I've only once applied to a job I didn't get, and I've had more than 10 jobs.

It's called networking.

Here is one advice to rule them all:

Talk to people and build a network for yourself.

I would appreciate it if you could describe the interview process in more detail for the position you accepted.
This type of thing is why I was essentially forced to start my own solo company. There isn’t a force on earth which could make me subject myself to all that.

Enjoy your jobs those who will. I’m choosing a different life, even if it doesn’t dump endless money into my bank account.

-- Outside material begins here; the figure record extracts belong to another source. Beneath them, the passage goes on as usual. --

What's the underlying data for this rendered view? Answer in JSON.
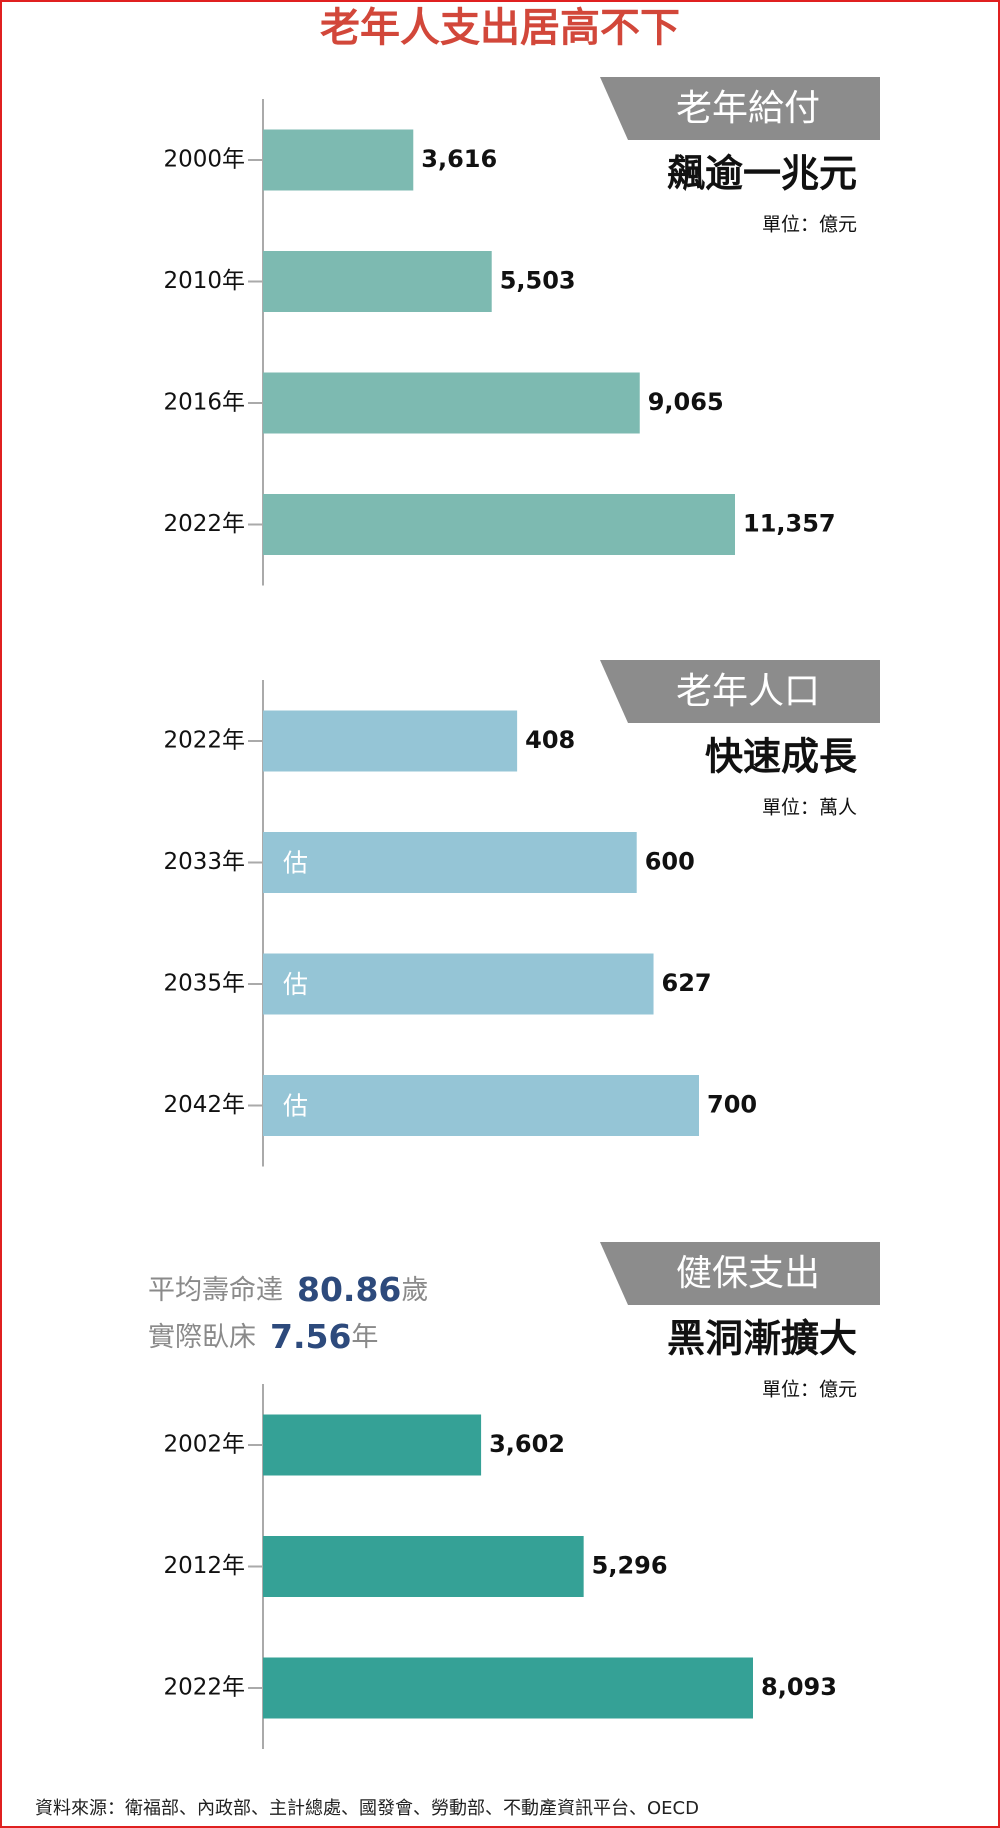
{
  "title": "老年人支出居高不下",
  "chart_data": [
    {
      "type": "bar",
      "tag": "老年給付",
      "subtitle": "飆逾一兆元",
      "unit": "單位：億元",
      "categories": [
        "2000年",
        "2010年",
        "2016年",
        "2022年"
      ],
      "values": [
        3616,
        5503,
        9065,
        11357
      ],
      "value_labels": [
        "3,616",
        "5,503",
        "9,065",
        "11,357"
      ],
      "color": "#7dbab1"
    },
    {
      "type": "bar",
      "tag": "老年人口",
      "subtitle": "快速成長",
      "unit": "單位：萬人",
      "categories": [
        "2022年",
        "2033年",
        "2035年",
        "2042年"
      ],
      "values": [
        408,
        600,
        627,
        700
      ],
      "value_labels": [
        "408",
        "600",
        "627",
        "700"
      ],
      "bar_notes": [
        null,
        "估",
        "估",
        "估"
      ],
      "color": "#95c5d6"
    },
    {
      "type": "bar",
      "tag": "健保支出",
      "subtitle": "黑洞漸擴大",
      "unit": "單位：億元",
      "annotations": [
        {
          "text": "平均壽命達",
          "value": "80.86",
          "unit": "歲"
        },
        {
          "text": "實際臥床",
          "value": "7.56",
          "unit": "年"
        }
      ],
      "categories": [
        "2002年",
        "2012年",
        "2022年"
      ],
      "values": [
        3602,
        5296,
        8093
      ],
      "value_labels": [
        "3,602",
        "5,296",
        "8,093"
      ],
      "color": "#35a196"
    }
  ],
  "source": "資料來源：衛福部、內政部、主計總處、國發會、勞動部、不動產資訊平台、OECD"
}
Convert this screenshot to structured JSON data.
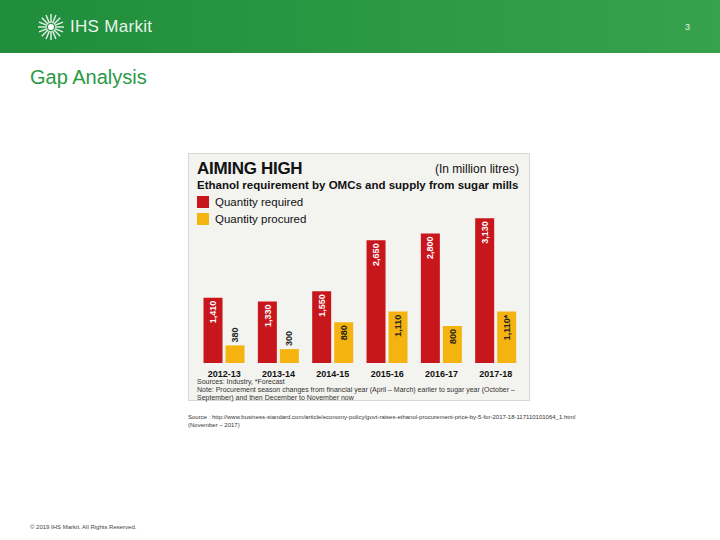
{
  "header": {
    "logo": "IHS Markit",
    "page_number": "3"
  },
  "slide_title": "Gap Analysis",
  "chart_data": {
    "type": "bar",
    "title": "AIMING HIGH",
    "ylabel": "(In million litres)",
    "subtitle": "Ethanol requirement by OMCs and supply from sugar mills",
    "categories": [
      "2012-13",
      "2013-14",
      "2014-15",
      "2015-16",
      "2016-17",
      "2017-18"
    ],
    "series": [
      {
        "name": "Quantity required",
        "color": "#c8161d",
        "values": [
          1410,
          1330,
          1550,
          2650,
          2800,
          3130
        ],
        "value_labels": [
          "1,410",
          "1,330",
          "1,550",
          "2,650",
          "2,800",
          "3,130"
        ]
      },
      {
        "name": "Quantity procured",
        "color": "#f5b30f",
        "values": [
          380,
          300,
          880,
          1110,
          800,
          1110
        ],
        "value_labels": [
          "380",
          "300",
          "880",
          "1,110",
          "800",
          "1,110*"
        ]
      }
    ],
    "ylim": [
      0,
      3500
    ],
    "data_labels": true,
    "tick_labels": "x",
    "grid": false,
    "annotations": [
      "Sources: Industry, *Forecast",
      "Note: Procurement season changes from financial year (April – March) earlier to sugar year (October – September) and then December to November now"
    ]
  },
  "source": "Source : http://www.business-standard.com/article/economy-policy/govt-raises-ethanol-procurement-price-by-5-for-2017-18-117110101064_1.html",
  "source_date": "(November – 2017)",
  "footer": "© 2019 IHS Markit. All Rights Reserved."
}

I understand the spray and pray sentiment, but I cannot recommend enough hustling connections at the companies you’re targeting. Channel your inner SDR and stalk the company, the people you’d work with and the best guess at who would be your boss. Clearly don’t be creepy, but connecting on LinkedIn, mentioning you’ve applied, generally seeing what these people are up to is 100% free and you might even spot an event they’re attending that you could “bump in to them”. It’s so hard for someone not to do some sort of follow up if you’ve met them face to face and had a pleasant conversation such as recommending the hiring manager follow up with you etc. Having a direct connection means you can also prod someone every couple of weeks if you haven’t heard anything from your initial application. Most of the time people are embarrassed their company is being slow on processing good applicants. It’s hard but it really makes you stand out from the pure spray and prayers.
I have tried stuff like this but I feel you know much more about it than I do.

Can you low-key coach me how to do this better? My email is in my profile.

Emphasis on low-key. I don’t want to take too much of your time.

Sure, I’ll drop you an email.
> 3) Don't do coding exercises before you interview with someone, be weary of asymmetrical time expenditures. see #2.

I hope no one outside of highly experienced individuals applies this rule when looking for a job in 2025.